Le lundi matin arrive bien trop vite à mon goût. C’est le jour de la rentrée et je suis très angoissé à l’idée de devoir me rendre dans mon nouveau lycée. Je n'avais encore jamais été "le nouveau". C'est la première fois que je serai dans un établissement où je ne connais personne, sauf Émile. Et les personnes que j'ai croisées à la fête de l'autre jour. Qui m'ont vu danser avec un autre gars. Qui me serrait très près contre lui. Et qui m’a fait un suçon (même si je croise les doigts pour que personne d’autre qu’Émile ne soit au courant).Je souffle un grand coup. Bon bon bon. J'espère que les gens d'ici ne sont pas homophobes… Non que je sois forcément gay ! Non, j'ai juste été brièvement attiré par un type avant de me rendre compte qu'il était un pervers enragé. Oui, c'est cela.

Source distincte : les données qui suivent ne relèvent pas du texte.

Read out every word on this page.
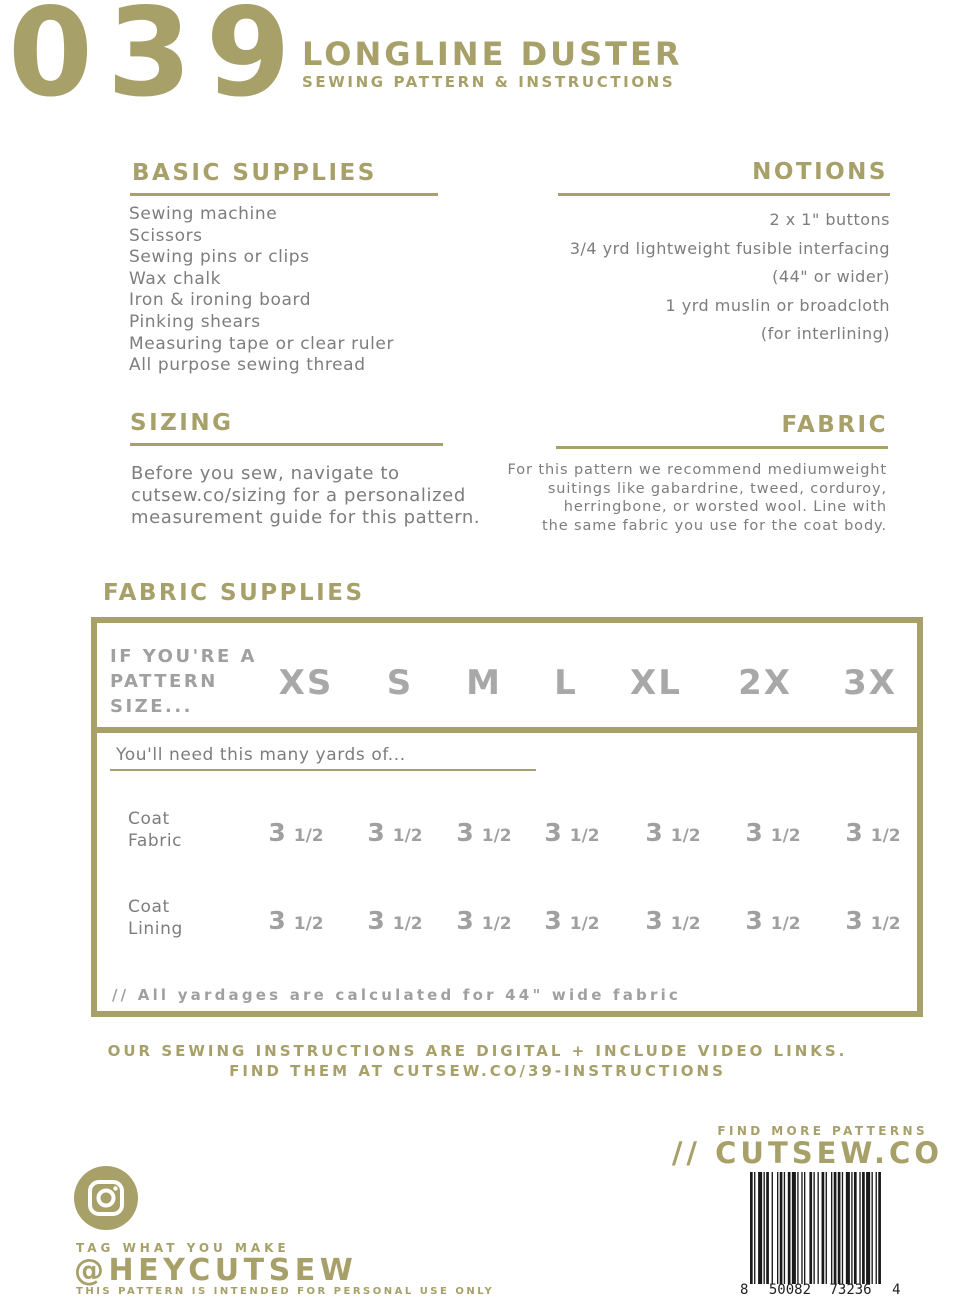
039
LONGLINE DUSTER
SEWING PATTERN & INSTRUCTIONS
BASIC SUPPLIES
Sewing machine
Scissors
Sewing pins or clips
Wax chalk
Iron & ironing board
Pinking shears
Measuring tape or clear ruler
All purpose sewing thread
NOTIONS
2 x 1" buttons
3/4 yrd lightweight fusible interfacing
(44" or wider)
1 yrd muslin or broadcloth
(for interlining)
SIZING
Before you sew, navigate to
cutsew.co/sizing for a personalized
measurement guide for this pattern.
FABRIC
For this pattern we recommend mediumweight
suitings like gabardrine, tweed, corduroy,
herringbone, or worsted wool. Line with
the same fabric you use for the coat body.
FABRIC SUPPLIES
IF YOU'RE A
PATTERN
SIZE...
XS	S	M	L	XL	2X	3X
You'll need this many yards of...
Coat
Fabric	3 1/2	3 1/2	3 1/2	3 1/2	3 1/2	3 1/2	3 1/2
Coat
Lining	3 1/2	3 1/2	3 1/2	3 1/2	3 1/2	3 1/2	3 1/2
// All yardages are calculated for 44" wide fabric
OUR SEWING INSTRUCTIONS ARE DIGITAL + INCLUDE VIDEO LINKS.
FIND THEM AT CUTSEW.CO/39-INSTRUCTIONS
FIND MORE PATTERNS
// CUTSEW.CO
TAG WHAT YOU MAKE
@HEYCUTSEW
THIS PATTERN IS INTENDED FOR PERSONAL USE ONLY	8 50082 73236 4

Mon ventre se noue. Comme si j'avais besoin de ce stress supplémentaire !
Après une douche rapide, je passe au moins dix minutes devant ma penderie, à me demander comment m’habiller. Je me décide pour un jeans et un pull beige très passe-partout. Puis j’enveloppe mon cou dans un foulard pour cacher le suçon qui persiste à rester malgré tout le désinfectant que j’ai balancé par-dessus. Ça me donne un drôle de genre, mais tant pis. Je ne peux pas aller en classe en donnant l’impression d’avoir été attaqué par un vampire !
Lorsque je descends l'escalier, j'aperçois des gouttes dévaler sur l'œil de bœuf de l'entrée. Il pleut des cordes. Je reste un moment planté sur place à regarder les traînées d’eau, plus déprimé à chaque seconde.
— Tout va bien se passer, Théo, assure ma mère lorsque je la rejoins dans la cuisine. Personne ne va te manger. Les gens d’ici ne sont tout de même pas des bêtes sauvages !
Je lui fais une grimace en prenant le chocolat chaud qu’elle m’apporte.
— On voit que tu as oublié ce qu’est un lycée.
Ma mère sourit.
— Quand tu seras vieux, tu regretteras tes belles années de scolarité, mon lapin, tu verras.
Je grogne.
— Permets-moi d’en douter…
Je bois une gorgée de chocolat qui me brûle la langue.
Ma mère vient m'attraper par les épaules pour me faire un câlin.
— Tout se passera bien, lapin, tu verras. Bientôt, tu te plairas bien plus ici qu'à Paris.
— Hum…
Je me tortille pour réussir à boire dans mon bol malgré ma mère qui s'accroche à mon dos comme un koala sur son arbre.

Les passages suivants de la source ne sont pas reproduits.